Энгр заявлял о себе, что он чужд своему времени, и любил, когда окружающие его поддерживали. Впрочем, угрюмый и мрачный Сент-Бёв
[74] не попался на эту удочку: «Господин Руайе-Коллар
[75], равно как и господин Энгр, принадлежат нашему времени ровно настолько, насколько хотят дистанцироваться от него… Но связь со своей эпохой неизбывна и очень прочна, сколько ни пытайся ее разорвать»
. Время внесло в этот пункт ясность: нетерпимость Энгра заложена в самую основу современности — или, по крайней мере, того непродолжительного периода, когда в слове «современный», употребляемом Бодлером, ощущалась чарующая вибрация дерзости. Энгр мог сколько угодно рассуждать о Рафаэле и о «безупречности»

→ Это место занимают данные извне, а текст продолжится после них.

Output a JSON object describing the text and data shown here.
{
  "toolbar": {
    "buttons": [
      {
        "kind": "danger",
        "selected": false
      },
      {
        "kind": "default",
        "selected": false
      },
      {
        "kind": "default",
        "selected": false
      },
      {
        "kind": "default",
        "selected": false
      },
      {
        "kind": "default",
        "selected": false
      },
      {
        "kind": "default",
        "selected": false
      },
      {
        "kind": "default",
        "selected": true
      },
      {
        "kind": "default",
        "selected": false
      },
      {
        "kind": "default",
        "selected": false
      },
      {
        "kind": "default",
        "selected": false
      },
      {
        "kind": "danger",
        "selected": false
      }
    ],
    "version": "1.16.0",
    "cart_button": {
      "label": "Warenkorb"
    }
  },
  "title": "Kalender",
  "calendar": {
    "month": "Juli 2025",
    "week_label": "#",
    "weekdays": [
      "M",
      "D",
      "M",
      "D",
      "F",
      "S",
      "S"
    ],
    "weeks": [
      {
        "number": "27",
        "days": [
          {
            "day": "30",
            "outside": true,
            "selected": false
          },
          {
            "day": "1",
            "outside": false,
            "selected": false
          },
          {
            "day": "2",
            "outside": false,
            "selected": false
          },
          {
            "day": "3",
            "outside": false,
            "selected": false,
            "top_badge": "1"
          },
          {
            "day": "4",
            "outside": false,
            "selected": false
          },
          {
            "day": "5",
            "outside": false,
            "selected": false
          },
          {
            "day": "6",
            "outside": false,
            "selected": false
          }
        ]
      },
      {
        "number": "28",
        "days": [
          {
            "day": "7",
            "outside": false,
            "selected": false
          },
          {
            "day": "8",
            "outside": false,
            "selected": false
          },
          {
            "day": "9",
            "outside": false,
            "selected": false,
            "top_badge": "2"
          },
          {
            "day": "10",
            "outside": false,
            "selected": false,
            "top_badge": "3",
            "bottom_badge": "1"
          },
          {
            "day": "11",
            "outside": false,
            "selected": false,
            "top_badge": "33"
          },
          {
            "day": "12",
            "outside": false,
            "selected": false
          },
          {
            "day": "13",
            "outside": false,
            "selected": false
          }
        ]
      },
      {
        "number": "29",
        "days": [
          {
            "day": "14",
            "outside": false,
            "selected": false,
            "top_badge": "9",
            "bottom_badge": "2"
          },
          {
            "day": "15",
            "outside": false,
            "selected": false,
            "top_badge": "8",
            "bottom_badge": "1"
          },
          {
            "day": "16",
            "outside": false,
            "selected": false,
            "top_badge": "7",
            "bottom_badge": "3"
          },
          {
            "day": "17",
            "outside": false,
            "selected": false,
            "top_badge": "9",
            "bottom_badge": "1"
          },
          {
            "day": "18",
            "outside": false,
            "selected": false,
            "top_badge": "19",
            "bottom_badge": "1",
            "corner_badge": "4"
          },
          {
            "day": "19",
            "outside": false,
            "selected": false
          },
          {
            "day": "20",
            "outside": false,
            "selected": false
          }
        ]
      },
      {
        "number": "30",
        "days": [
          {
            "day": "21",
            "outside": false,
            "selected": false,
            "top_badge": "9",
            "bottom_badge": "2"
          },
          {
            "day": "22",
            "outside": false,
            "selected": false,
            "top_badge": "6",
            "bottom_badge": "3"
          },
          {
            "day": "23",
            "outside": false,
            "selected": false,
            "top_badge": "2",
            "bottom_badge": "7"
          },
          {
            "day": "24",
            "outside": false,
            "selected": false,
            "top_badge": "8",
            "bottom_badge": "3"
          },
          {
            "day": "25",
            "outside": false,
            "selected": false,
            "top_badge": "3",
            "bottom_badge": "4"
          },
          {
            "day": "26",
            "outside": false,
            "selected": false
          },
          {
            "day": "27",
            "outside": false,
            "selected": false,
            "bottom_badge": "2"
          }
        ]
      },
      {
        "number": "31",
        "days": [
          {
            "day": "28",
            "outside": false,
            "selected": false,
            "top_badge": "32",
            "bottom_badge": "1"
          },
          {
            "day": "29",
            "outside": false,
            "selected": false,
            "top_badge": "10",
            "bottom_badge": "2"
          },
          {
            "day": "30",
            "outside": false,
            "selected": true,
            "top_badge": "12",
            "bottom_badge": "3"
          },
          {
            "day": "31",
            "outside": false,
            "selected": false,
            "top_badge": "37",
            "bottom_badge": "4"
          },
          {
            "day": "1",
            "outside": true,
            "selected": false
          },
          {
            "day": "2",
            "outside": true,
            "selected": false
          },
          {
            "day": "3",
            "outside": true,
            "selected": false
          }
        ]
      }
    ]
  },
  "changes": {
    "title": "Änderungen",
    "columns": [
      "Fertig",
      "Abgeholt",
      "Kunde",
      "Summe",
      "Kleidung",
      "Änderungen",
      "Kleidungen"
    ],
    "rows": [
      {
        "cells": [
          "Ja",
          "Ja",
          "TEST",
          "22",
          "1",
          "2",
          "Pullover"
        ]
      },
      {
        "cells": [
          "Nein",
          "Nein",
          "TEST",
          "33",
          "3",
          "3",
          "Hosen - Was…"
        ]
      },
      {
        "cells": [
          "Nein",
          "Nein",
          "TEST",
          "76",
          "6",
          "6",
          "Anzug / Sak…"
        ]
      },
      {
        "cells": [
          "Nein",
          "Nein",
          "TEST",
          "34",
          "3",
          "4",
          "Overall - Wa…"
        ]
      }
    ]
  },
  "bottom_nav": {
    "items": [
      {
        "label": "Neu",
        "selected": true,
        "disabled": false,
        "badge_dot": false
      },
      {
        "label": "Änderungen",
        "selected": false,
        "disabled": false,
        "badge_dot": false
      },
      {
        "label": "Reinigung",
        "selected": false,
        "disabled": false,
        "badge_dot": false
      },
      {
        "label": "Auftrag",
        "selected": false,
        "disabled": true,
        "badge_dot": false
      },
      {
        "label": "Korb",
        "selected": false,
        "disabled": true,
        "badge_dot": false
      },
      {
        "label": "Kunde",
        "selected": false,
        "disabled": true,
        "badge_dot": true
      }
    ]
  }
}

рисунка — исходившие от него мощные флюиды от этого не ослабевали.
Живопись Энгра ближе скорее к Бронзино, чем к почитаемому им Рафаэлю. Более того: у своего кумира Энгр мало что взял. Рафаэлевские мягкость и плавность были ему чужды. Мир Энгра состоит из металла, камня, эмали, ткани. Душа в нем присутствует не как таковая, а как водоворот, выплескивающийся в видимое. По-прежнему отдавая должное, как и многие его современники, идеалу красоты, Энгр демонстрировал на холсте нарочитое равнодушие к идее, словно та была помехой для возвышенного занятия живописью. Разумеется, его сентенции, равно как и его проклятия, имели иную подоплеку, но пройдет несколько лет — и другой мастер, член всевозможных академий, Кабанель, столь же яростно будет бить в набат по поводу деградации живописи, только на этот раз речь пойдет о Мане. Средства экзорцистского ритуала каждый из мэтров выбирал в соответствии с ситуацией. Но в обоих случаях эти средства были сколь чрезмерны, столь и бессмысленны.